Nearly 20 life-changing facial reconstructive surgeries for children as young as three months will take place in the Northern Cape during the course of this week and next week.
Parents, who have travelled long distances to the Robert Mangaliso Sobukwe Hospital in Kimberley, say they cannot wait to see how their children’s lives will change for the better.
Parents of children who are set to undergo surgeries during the 2021 Smile Week in Kimberley say they are happy that their children will not be victims of bullying and won’t be stigmatised in their communities.
“Every mother likes to see their child smile. The first time I saw her like that, with a cleft palate I felt down because I don’t deserve to see her like that,” says one of the parents.
Another one adds, “I am excited because I have been waiting for this for such a long time because my child’s nostrils were not equally the same size. The one was big and the other one was smaller. So, now they opened the smaller whole. I am glad Katlego got help at a very young age.”
While some have expressed excitement, the mother of a 1-year-old, Edgeline Masekwameng, says she is anxious about the medical procedure for her child. “I am nervous. I am not sure what to expect for the cleft palate operation.”
Meanwhile, the Head of the Plastic and Reconstructive Surgery Unit at the Robert Mangaliso Sobukwe Hospital, Dr Maria Cilliers says these surgeries help build children’s confidence as they grow older.

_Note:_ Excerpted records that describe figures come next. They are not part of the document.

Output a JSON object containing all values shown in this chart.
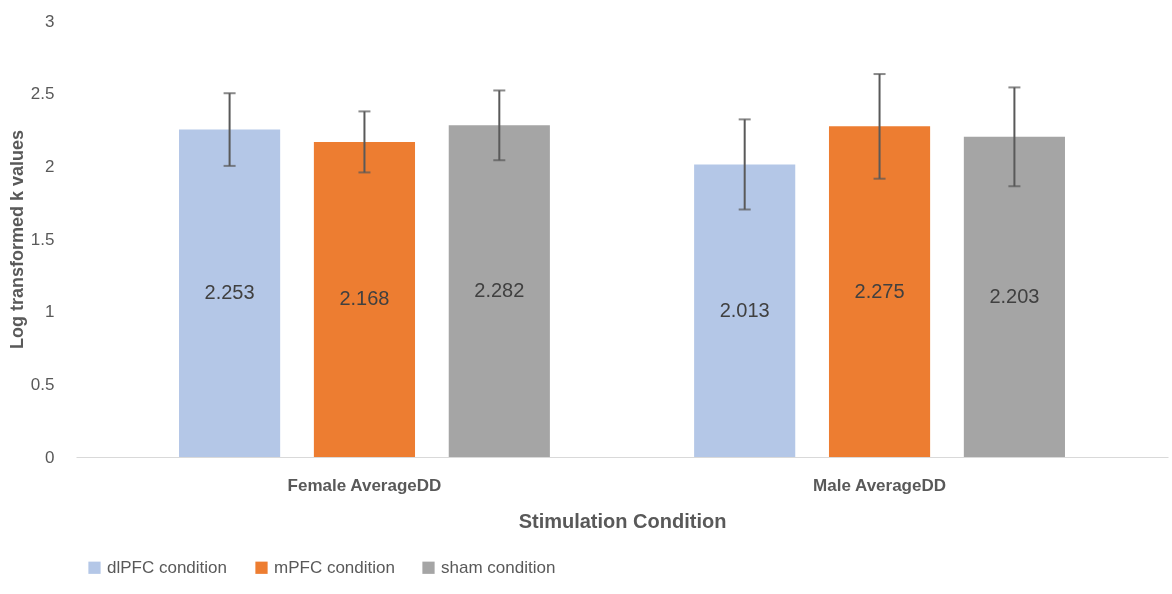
{
  "chart_data": {
    "type": "bar",
    "xlabel": "Stimulation Condition",
    "ylabel": "Log  transformed k values",
    "categories": [
      "Female AverageDD",
      "Male AverageDD"
    ],
    "series": [
      {
        "name": "dlPFC condition",
        "color": "#b4c7e7",
        "values": [
          2.253,
          2.013
        ],
        "errors": [
          0.25,
          0.31
        ]
      },
      {
        "name": "mPFC condition",
        "color": "#ed7d31",
        "values": [
          2.168,
          2.275
        ],
        "errors": [
          0.21,
          0.36
        ]
      },
      {
        "name": "sham condition",
        "color": "#a5a5a5",
        "values": [
          2.282,
          2.203
        ],
        "errors": [
          0.24,
          0.34
        ]
      }
    ],
    "ylim": [
      0,
      3
    ],
    "yticks": [
      0,
      0.5,
      1,
      1.5,
      2,
      2.5,
      3
    ],
    "data_labels": true,
    "legend": "bottom"
  }
}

“We are here to help them, to restore their normality, to be more normal. Like if the child is born with cleft lip, we do the cleft lip repair when the child is three months old. And if it is a cleft palate, an opening on the mouth, we do when the child is 12-years of age. If it is an ear deformation we wait until six to seven years of age. If it is a teenager with a big breast we wait until the breast completely stops its growth. So, it’s a variety of procedures we do.”
Smile Foundation says it will continue helping children that need surgeries despite the challenges experienced by the foundation due to the COVID-19 pandemic.